Comparative mapping of sequence-based and structure-based protein domains
1 Physical Biosciences Division, Lawrence Berkeley National Laboratory, Berkeley, CA 94720, USA
2 Computational Research Division, Lawrence Berkeley National Laboratory, Berkeley, CA 94720, USA
3 School of Information Sciences and Technology, The Pennsylvania State University, University Park, PA 16802, USA
BMC Bioinformatics 2005, 6:77 doi:10.1186/1471-2105-6-77Published: 25 March 2005
Protein domains have long been an ill-defined concept in biology. They are generally described as autonomous folding units with evolutionary and functional independence. Both structure-based and sequence-based domain definitions have been widely used. But whether these types of models alone can capture all essential features of domains is still an open question.
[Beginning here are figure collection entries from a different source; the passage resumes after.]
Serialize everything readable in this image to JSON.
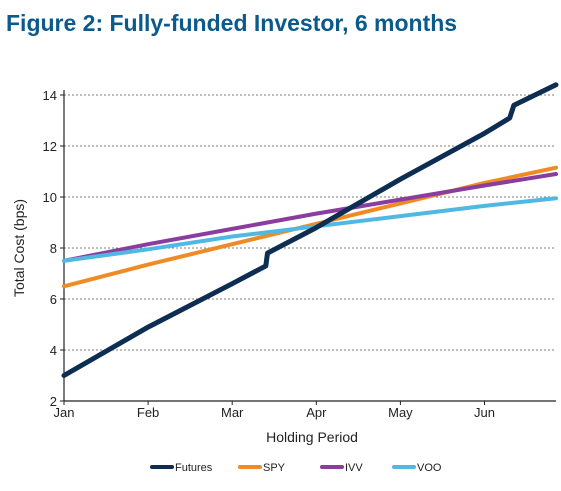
{
  "figure_title": "Figure 2: Fully-funded Investor, 6 months",
  "chart_data": {
    "type": "line",
    "xlabel": "Holding Period",
    "ylabel": "Total Cost (bps)",
    "x_ticks": [
      "Jan",
      "Feb",
      "Mar",
      "Apr",
      "May",
      "Jun"
    ],
    "x_range": [
      0,
      5.85
    ],
    "ylim": [
      2,
      14
    ],
    "y_ticks": [
      2,
      4,
      6,
      8,
      10,
      12,
      14
    ],
    "grid": "horizontal dashed",
    "legend_position": "bottom",
    "series": [
      {
        "name": "Futures",
        "color": "#0d2d52",
        "x": [
          0,
          1,
          2,
          2.4,
          2.42,
          3,
          4,
          5,
          5.3,
          5.35,
          5.85
        ],
        "y": [
          3.0,
          4.9,
          6.6,
          7.3,
          7.8,
          8.8,
          10.7,
          12.5,
          13.1,
          13.6,
          14.4
        ]
      },
      {
        "name": "SPY",
        "color": "#f08a24",
        "x": [
          0,
          1,
          2,
          3,
          4,
          5,
          5.85
        ],
        "y": [
          6.5,
          7.35,
          8.15,
          8.95,
          9.75,
          10.55,
          11.15
        ]
      },
      {
        "name": "IVV",
        "color": "#8a3d9e",
        "x": [
          0,
          1,
          2,
          3,
          4,
          5,
          5.85
        ],
        "y": [
          7.5,
          8.15,
          8.75,
          9.35,
          9.9,
          10.45,
          10.9
        ]
      },
      {
        "name": "VOO",
        "color": "#4fb8e3",
        "x": [
          0,
          1,
          2,
          3,
          4,
          5,
          5.85
        ],
        "y": [
          7.5,
          7.95,
          8.45,
          8.85,
          9.25,
          9.65,
          9.95
        ]
      }
    ]
  }
}
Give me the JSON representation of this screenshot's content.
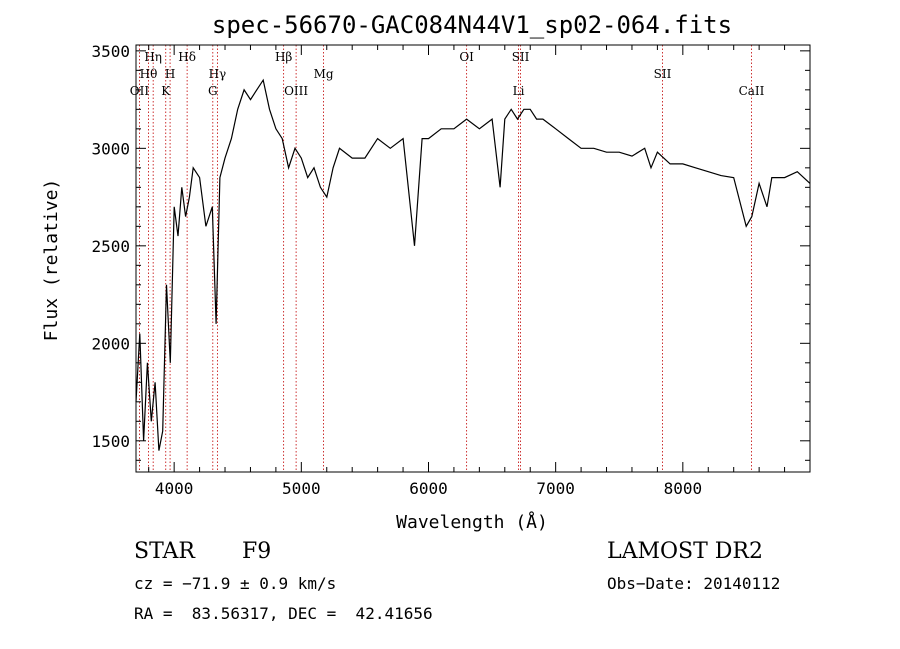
{
  "chart_data": {
    "type": "line",
    "title": "spec-56670-GAC084N44V1_sp02-064.fits",
    "xlabel": "Wavelength (Å)",
    "ylabel": "Flux (relative)",
    "xlim": [
      3700,
      9000
    ],
    "ylim": [
      1340,
      3530
    ],
    "xticks": [
      4000,
      5000,
      6000,
      7000,
      8000
    ],
    "yticks": [
      1500,
      2000,
      2500,
      3000,
      3500
    ],
    "grid": false,
    "series": [
      {
        "x": [
          3700,
          3730,
          3760,
          3790,
          3820,
          3850,
          3880,
          3910,
          3940,
          3970,
          4000,
          4030,
          4060,
          4090,
          4120,
          4150,
          4200,
          4250,
          4300,
          4330,
          4360,
          4400,
          4450,
          4500,
          4550,
          4600,
          4650,
          4700,
          4750,
          4800,
          4850,
          4900,
          4950,
          5000,
          5050,
          5100,
          5150,
          5200,
          5250,
          5300,
          5400,
          5500,
          5600,
          5700,
          5800,
          5890,
          5950,
          6000,
          6100,
          6200,
          6300,
          6400,
          6500,
          6563,
          6600,
          6650,
          6700,
          6750,
          6800,
          6850,
          6900,
          7000,
          7100,
          7200,
          7300,
          7400,
          7500,
          7600,
          7700,
          7750,
          7800,
          7900,
          8000,
          8100,
          8200,
          8300,
          8400,
          8498,
          8542,
          8600,
          8662,
          8700,
          8800,
          8900,
          9000
        ],
        "y": [
          1700,
          2050,
          1500,
          1900,
          1600,
          1800,
          1450,
          1550,
          2300,
          1900,
          2700,
          2550,
          2800,
          2650,
          2750,
          2900,
          2850,
          2600,
          2700,
          2100,
          2850,
          2950,
          3050,
          3200,
          3300,
          3250,
          3300,
          3350,
          3200,
          3100,
          3050,
          2900,
          3000,
          2950,
          2850,
          2900,
          2800,
          2750,
          2900,
          3000,
          2950,
          2950,
          3050,
          3000,
          3050,
          2500,
          3050,
          3050,
          3100,
          3100,
          3150,
          3100,
          3150,
          2800,
          3150,
          3200,
          3150,
          3200,
          3200,
          3150,
          3150,
          3100,
          3050,
          3000,
          3000,
          2980,
          2980,
          2960,
          3000,
          2900,
          2980,
          2920,
          2920,
          2900,
          2880,
          2860,
          2850,
          2600,
          2650,
          2820,
          2700,
          2850,
          2850,
          2880,
          2820
        ]
      }
    ],
    "annotations": [
      {
        "label": "Hη",
        "x": 3835,
        "row": 1
      },
      {
        "label": "Hθ",
        "x": 3798,
        "row": 2
      },
      {
        "label": "OII",
        "x": 3727,
        "row": 3
      },
      {
        "label": "Hδ",
        "x": 4102,
        "row": 1
      },
      {
        "label": "H",
        "x": 3968,
        "row": 2
      },
      {
        "label": "K",
        "x": 3934,
        "row": 3
      },
      {
        "label": "Hγ",
        "x": 4340,
        "row": 2
      },
      {
        "label": "G",
        "x": 4304,
        "row": 3
      },
      {
        "label": "Hβ",
        "x": 4861,
        "row": 1
      },
      {
        "label": "OIII",
        "x": 4959,
        "row": 3
      },
      {
        "label": "Mg",
        "x": 5175,
        "row": 2
      },
      {
        "label": "OI",
        "x": 6300,
        "row": 1
      },
      {
        "label": "SII",
        "x": 6724,
        "row": 1
      },
      {
        "label": "Li",
        "x": 6708,
        "row": 3
      },
      {
        "label": "SII",
        "x": 7840,
        "row": 2
      },
      {
        "label": "CaII",
        "x": 8540,
        "row": 3
      }
    ]
  },
  "info": {
    "class_label": "STAR",
    "subclass": "F9",
    "survey": "LAMOST DR2",
    "cz": "cz = −71.9 ± 0.9 km/s",
    "obs_date": "Obs−Date: 20140112",
    "coords": "RA =  83.56317, DEC =  42.41656"
  }
}
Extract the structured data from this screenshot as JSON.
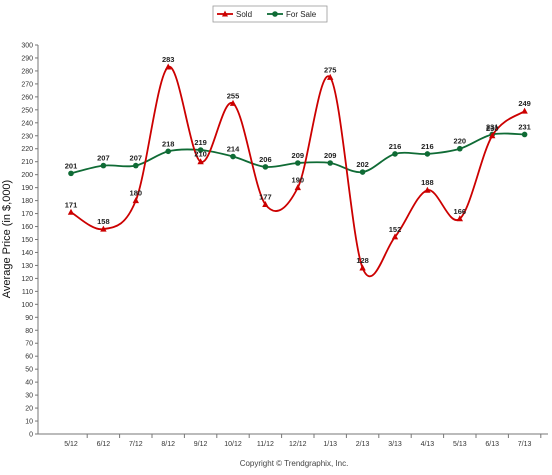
{
  "chart_data": {
    "type": "line",
    "categories": [
      "5/12",
      "6/12",
      "7/12",
      "8/12",
      "9/12",
      "10/12",
      "11/12",
      "12/12",
      "1/13",
      "2/13",
      "3/13",
      "4/13",
      "5/13",
      "6/13",
      "7/13"
    ],
    "series": [
      {
        "name": "Sold",
        "color": "#cc0000",
        "marker": "triangle",
        "values": [
          171,
          158,
          180,
          283,
          210,
          255,
          177,
          190,
          275,
          128,
          152,
          188,
          166,
          230,
          249
        ]
      },
      {
        "name": "For Sale",
        "color": "#0f6b35",
        "marker": "circle",
        "values": [
          201,
          207,
          207,
          218,
          219,
          214,
          206,
          209,
          209,
          202,
          216,
          216,
          220,
          231,
          231
        ]
      }
    ],
    "title": "",
    "xlabel": "",
    "ylabel": "Average Price (in $,000)",
    "ylim": [
      0,
      300
    ],
    "y_tick_step": 10,
    "grid": false,
    "legend_position": "top-center",
    "credit": "Copyright © Trendgraphix, Inc."
  }
}
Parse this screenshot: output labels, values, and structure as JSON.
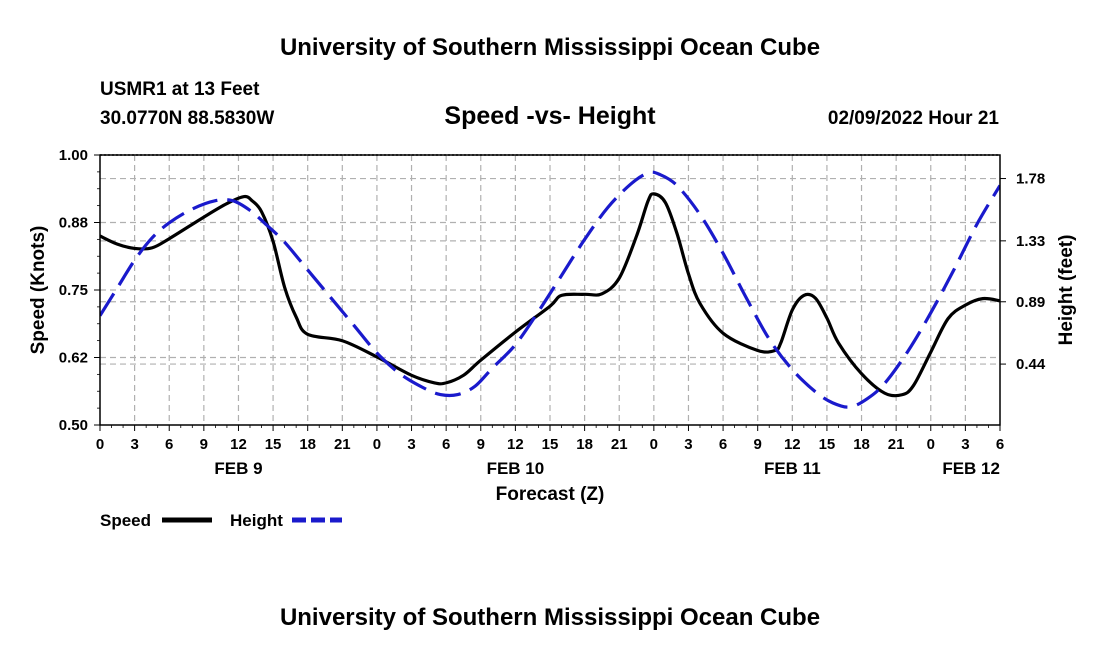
{
  "header": {
    "title": "University of Southern Mississippi Ocean Cube",
    "station": "USMR1 at 13 Feet",
    "coords": "30.0770N  88.5830W",
    "subtitle": "Speed -vs- Height",
    "datetime": "02/09/2022 Hour 21"
  },
  "footer": {
    "title": "University of Southern Mississippi Ocean Cube"
  },
  "legend": {
    "speed_label": "Speed",
    "height_label": "Height"
  },
  "colors": {
    "speed": "#000000",
    "height": "#1a1acc",
    "grid": "#b0b0b0"
  },
  "chart_data": {
    "type": "line",
    "title": "Speed -vs- Height",
    "xlabel": "Forecast (Z)",
    "ylabel": "Speed (Knots)",
    "ylabel_right": "Height (feet)",
    "x_unit": "hours since 00Z FEB 9",
    "xlim": [
      0,
      78
    ],
    "ylim": [
      0.5,
      1.0
    ],
    "ylim_right": [
      0.0,
      1.95
    ],
    "x_tick_values": [
      0,
      3,
      6,
      9,
      12,
      15,
      18,
      21,
      24,
      27,
      30,
      33,
      36,
      39,
      42,
      45,
      48,
      51,
      54,
      57,
      60,
      63,
      66,
      69,
      72,
      75,
      78
    ],
    "x_tick_labels": [
      "0",
      "3",
      "6",
      "9",
      "12",
      "15",
      "18",
      "21",
      "0",
      "3",
      "6",
      "9",
      "12",
      "15",
      "18",
      "21",
      "0",
      "3",
      "6",
      "9",
      "12",
      "15",
      "18",
      "21",
      "0",
      "3",
      "6"
    ],
    "y_tick_labels": [
      "1.00",
      "0.88",
      "0.75",
      "0.62",
      "0.50"
    ],
    "y_tick_values": [
      1.0,
      0.875,
      0.75,
      0.625,
      0.5
    ],
    "y_right_tick_labels": [
      "1.78",
      "1.33",
      "0.89",
      "0.44"
    ],
    "y_right_tick_values": [
      1.78,
      1.33,
      0.89,
      0.44
    ],
    "date_labels": [
      {
        "label": "FEB 9",
        "x": 12
      },
      {
        "label": "FEB 10",
        "x": 36
      },
      {
        "label": "FEB 11",
        "x": 60
      },
      {
        "label": "FEB 12",
        "x": 75.5
      }
    ],
    "series": [
      {
        "name": "Speed",
        "axis": "left",
        "x": [
          0,
          1.5,
          3,
          4.5,
          6,
          9,
          11,
          12.5,
          13.2,
          14,
          15,
          16,
          17,
          18,
          21,
          24,
          27,
          29,
          30,
          31.5,
          33,
          36,
          39,
          40,
          42,
          43.5,
          45,
          46.5,
          47.5,
          48,
          49,
          50,
          51,
          52,
          54,
          57,
          58.5,
          59,
          60,
          61,
          62,
          63,
          64,
          66,
          68,
          69.5,
          70.5,
          72,
          73.5,
          75,
          76.5,
          78
        ],
        "values": [
          0.85,
          0.835,
          0.827,
          0.828,
          0.845,
          0.885,
          0.91,
          0.923,
          0.915,
          0.895,
          0.84,
          0.755,
          0.7,
          0.668,
          0.656,
          0.626,
          0.592,
          0.578,
          0.578,
          0.592,
          0.62,
          0.672,
          0.72,
          0.74,
          0.742,
          0.743,
          0.772,
          0.85,
          0.915,
          0.928,
          0.912,
          0.855,
          0.78,
          0.725,
          0.67,
          0.638,
          0.638,
          0.652,
          0.713,
          0.74,
          0.735,
          0.698,
          0.652,
          0.595,
          0.559,
          0.556,
          0.573,
          0.635,
          0.697,
          0.722,
          0.734,
          0.73
        ]
      },
      {
        "name": "Height",
        "axis": "right",
        "x": [
          0,
          1.5,
          3,
          4.5,
          6,
          8,
          10,
          11.5,
          13,
          14.5,
          16,
          18,
          20,
          22,
          24,
          26,
          28,
          29.5,
          31,
          32.5,
          34,
          36,
          38,
          40,
          42,
          44,
          46,
          47.5,
          48.5,
          50,
          52,
          54,
          56,
          58,
          60,
          62,
          63.5,
          65,
          66.5,
          68,
          70,
          72,
          74,
          76,
          78
        ],
        "values": [
          0.79,
          0.99,
          1.19,
          1.35,
          1.46,
          1.56,
          1.62,
          1.62,
          1.55,
          1.44,
          1.32,
          1.12,
          0.92,
          0.72,
          0.52,
          0.37,
          0.27,
          0.22,
          0.22,
          0.28,
          0.41,
          0.58,
          0.82,
          1.08,
          1.34,
          1.57,
          1.74,
          1.82,
          1.81,
          1.73,
          1.52,
          1.24,
          0.92,
          0.62,
          0.4,
          0.24,
          0.16,
          0.13,
          0.19,
          0.3,
          0.53,
          0.81,
          1.12,
          1.45,
          1.73
        ]
      }
    ]
  }
}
Here we provide insight on domain definitions through comparative mapping of two domain classification databases, one sequence-based (Pfam) and the other structure-based (SCOP). A mapping score is defined to indicate the significance of the mapping, and the properties of the mapping matrices are studied.
The mapping results show a general agreement between the two databases, as well as many interesting areas of disagreement. In the cases of disagreement, the functional and evolutionary characteristics of the domains are examined to determine which domain definition is biologically more informative.